Powell, a Fed Governor who is not a trained economist but nonetheless built a successful career on Wall Street through the private equity industry, is considered somewhat of a centrist with respect to interest rate policy and could provide a smooth transition from Yellen’s dovish assessment of borrowing costs in the world’s biggest economy.
“Powell appears to be very similar to Yellen in terms of thinking and voting. So from a monetary policy perspective, the directives from the Fed’s leadership are unlikely to alter markedly,” wrote ING’s chief international economist James Knightley. “He has never dissented at the FOMC meetings and is fully on board with the “gradual” increases in the Fed funds rate and the balance sheet shrinkage strategy.”

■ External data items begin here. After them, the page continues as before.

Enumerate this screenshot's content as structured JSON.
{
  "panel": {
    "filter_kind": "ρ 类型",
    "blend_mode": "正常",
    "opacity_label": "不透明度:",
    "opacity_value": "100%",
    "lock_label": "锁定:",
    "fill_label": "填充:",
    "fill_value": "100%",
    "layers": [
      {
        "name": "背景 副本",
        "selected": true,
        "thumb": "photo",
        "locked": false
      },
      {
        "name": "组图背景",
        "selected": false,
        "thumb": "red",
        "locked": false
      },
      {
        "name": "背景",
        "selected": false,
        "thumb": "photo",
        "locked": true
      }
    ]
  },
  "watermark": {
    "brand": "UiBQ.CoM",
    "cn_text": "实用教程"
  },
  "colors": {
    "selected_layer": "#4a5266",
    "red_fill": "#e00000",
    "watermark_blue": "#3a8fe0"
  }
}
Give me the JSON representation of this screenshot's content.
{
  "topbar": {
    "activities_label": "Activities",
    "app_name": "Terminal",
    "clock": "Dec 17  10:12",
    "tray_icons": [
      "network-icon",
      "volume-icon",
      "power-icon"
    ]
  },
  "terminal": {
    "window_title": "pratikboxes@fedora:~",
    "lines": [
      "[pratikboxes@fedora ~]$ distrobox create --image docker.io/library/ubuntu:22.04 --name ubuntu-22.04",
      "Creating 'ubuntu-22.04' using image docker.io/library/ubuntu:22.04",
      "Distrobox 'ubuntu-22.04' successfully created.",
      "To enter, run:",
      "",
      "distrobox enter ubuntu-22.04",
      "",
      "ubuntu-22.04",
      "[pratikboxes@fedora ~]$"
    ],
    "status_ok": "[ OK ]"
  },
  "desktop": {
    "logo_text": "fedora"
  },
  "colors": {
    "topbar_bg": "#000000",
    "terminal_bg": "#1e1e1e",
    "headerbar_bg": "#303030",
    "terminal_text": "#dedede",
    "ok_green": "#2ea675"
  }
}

However, analysts at Bank of America Merrill Lynch think investors may be mis-pricing the path of future rate hikes, irrespective of who serves as Fed Chairman.
“Stronger growth is causing markets to reprice U.S. rate expectations to the upside,” the bank said in a client note. “That has driven the US 10Y to around 2.4% and the (dollar) higher. Yet expectations remain well below the dot plot. We think further adjustment is needed, pushing yields and the (dollar) higher into year end.”
The jobs numbers could certainly cement the case for faster-than-expected U.S. growth, even as the economy expands at a 3% clip over the past two quarters, and thus accelerate the case for faster-than-expected rate hikes next year.
However, a key metric inside the Labor Department’s report will be the pace of wage increases over the month of October, which may have only rise 0.1% from the previous month. If central bankers aren’t seeing a “pass through” from faster growth into weekly pay, they may temper their assumptions for consumer price increases in the months ahead and that could alter market perceptions for future rate increases.